Current through all regulations passed and filed through September 16, 2024
This rule sets forth eligibility
requirements for practitioners, group practices, or organizational providers
enrolling with, and seeking reimbursement from, the Ohio medicaid
program.
(A)
Eligible provider means any practitioner, group
practice, or organization identified by the Ohio department of medicaid (ODM)

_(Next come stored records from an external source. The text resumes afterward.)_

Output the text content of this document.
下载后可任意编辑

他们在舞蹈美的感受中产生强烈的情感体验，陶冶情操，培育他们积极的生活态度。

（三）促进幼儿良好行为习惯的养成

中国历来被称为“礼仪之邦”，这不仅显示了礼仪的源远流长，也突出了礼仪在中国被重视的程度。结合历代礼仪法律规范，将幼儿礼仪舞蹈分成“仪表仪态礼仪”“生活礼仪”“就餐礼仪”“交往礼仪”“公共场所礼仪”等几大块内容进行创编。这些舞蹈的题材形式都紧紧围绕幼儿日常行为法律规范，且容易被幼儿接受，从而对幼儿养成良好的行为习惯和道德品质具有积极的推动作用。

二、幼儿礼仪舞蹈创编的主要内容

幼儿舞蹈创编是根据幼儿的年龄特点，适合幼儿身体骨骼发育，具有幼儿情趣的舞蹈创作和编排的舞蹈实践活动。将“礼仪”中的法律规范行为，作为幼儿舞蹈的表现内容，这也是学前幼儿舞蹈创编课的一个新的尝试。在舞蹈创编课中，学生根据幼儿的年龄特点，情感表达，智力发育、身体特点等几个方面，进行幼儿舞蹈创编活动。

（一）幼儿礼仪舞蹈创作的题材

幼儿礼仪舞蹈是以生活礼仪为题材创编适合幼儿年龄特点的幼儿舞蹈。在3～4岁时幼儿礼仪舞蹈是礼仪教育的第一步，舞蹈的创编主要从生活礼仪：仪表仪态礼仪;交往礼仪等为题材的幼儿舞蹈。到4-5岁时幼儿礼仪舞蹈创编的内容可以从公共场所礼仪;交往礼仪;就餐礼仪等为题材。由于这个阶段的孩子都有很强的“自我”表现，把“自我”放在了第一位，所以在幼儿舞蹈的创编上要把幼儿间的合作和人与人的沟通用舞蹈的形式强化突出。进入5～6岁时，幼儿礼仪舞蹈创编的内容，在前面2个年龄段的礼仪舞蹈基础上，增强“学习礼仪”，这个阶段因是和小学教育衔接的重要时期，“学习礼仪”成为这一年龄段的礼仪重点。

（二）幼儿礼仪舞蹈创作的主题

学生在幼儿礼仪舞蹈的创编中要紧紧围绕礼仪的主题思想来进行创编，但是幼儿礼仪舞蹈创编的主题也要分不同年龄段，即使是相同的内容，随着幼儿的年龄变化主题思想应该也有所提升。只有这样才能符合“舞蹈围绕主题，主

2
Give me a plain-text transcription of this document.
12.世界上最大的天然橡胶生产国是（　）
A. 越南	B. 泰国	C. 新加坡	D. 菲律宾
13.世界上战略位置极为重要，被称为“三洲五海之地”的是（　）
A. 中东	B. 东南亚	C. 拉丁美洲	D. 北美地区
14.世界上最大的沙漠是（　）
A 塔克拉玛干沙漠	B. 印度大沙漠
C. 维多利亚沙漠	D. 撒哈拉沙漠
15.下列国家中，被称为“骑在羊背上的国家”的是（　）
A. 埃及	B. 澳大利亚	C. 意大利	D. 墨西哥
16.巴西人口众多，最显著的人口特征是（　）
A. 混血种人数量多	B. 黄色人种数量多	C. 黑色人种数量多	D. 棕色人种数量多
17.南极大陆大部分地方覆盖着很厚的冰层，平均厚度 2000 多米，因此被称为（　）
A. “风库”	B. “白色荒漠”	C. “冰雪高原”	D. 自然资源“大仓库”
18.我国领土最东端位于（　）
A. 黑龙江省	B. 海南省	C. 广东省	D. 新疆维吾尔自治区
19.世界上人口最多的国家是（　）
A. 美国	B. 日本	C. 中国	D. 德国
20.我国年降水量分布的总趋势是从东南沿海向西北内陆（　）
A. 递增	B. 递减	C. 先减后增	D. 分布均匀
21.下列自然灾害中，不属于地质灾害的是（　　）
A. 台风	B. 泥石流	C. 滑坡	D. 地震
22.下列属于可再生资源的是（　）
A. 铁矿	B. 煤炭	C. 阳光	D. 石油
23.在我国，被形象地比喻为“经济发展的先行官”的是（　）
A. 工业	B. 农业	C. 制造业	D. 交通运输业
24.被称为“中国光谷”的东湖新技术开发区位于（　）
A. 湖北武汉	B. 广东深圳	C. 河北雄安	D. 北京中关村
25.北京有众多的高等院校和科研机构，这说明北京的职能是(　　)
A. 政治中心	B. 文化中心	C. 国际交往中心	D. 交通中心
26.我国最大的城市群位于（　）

as a type of provider eligible to enroll in the medicaid program that:
(1)
Meets the
applicable provider requirements and standards in agency 5160 of the
Administrative Code that address applicable service categories and provider
types covered under the Ohio medicaid program;
(2)
Meets additional
requirements and standards set forth in this rule;
(3)
Meets provider
screening requirements and, when applicable, pays the fee for enrollment as a
provider in the medicaid program in accordance with rule
5160-1-17.8 of the
Administrative Code; and
(4)
Is approved for participation in the medicaid program
by ODM as evidenced by the issuance of both a signed "provider agreement" and
an Ohio medicaid provider number.
(B)
Eligible
practitioners licensed by an Ohio licensing board may enroll as a medicaid
provider in accordance with their active licensure and scope of practice as
determined by the licensing entity.
(C)
A provider can be
assigned a professional group provider type when organized for the purpose of
providing professional services under Chapter 4715., 4723, 4725., 4730., 4731.,
4732., 4734., 4753., 4755., 4757., 4759., or 4762. of the Revised Code, and
meets the requirements in either paragraph (C)(1) or (C)(2) of this rule, and
meets the additional requirements set forth in paragraphs (C)(3) to (C)(5) of
this rule.
(1)
A professional practice that is owned by an individual may
be enrolled as a professional group practice if the practice is formed as an
organizational structure listed in paragraph (C)(3) of this rule, and the owner
or member of the practice possesses a valid license, certificate, or other
legal authorization issued under Chapter 4715., 4723, 4725.,4730., 4731.,
4732., 4734., 4753., 4755., 4757., 4759., or 4762. of the Revised Code, and
also meets the requirements found in paragraph (A)(1) of this rule.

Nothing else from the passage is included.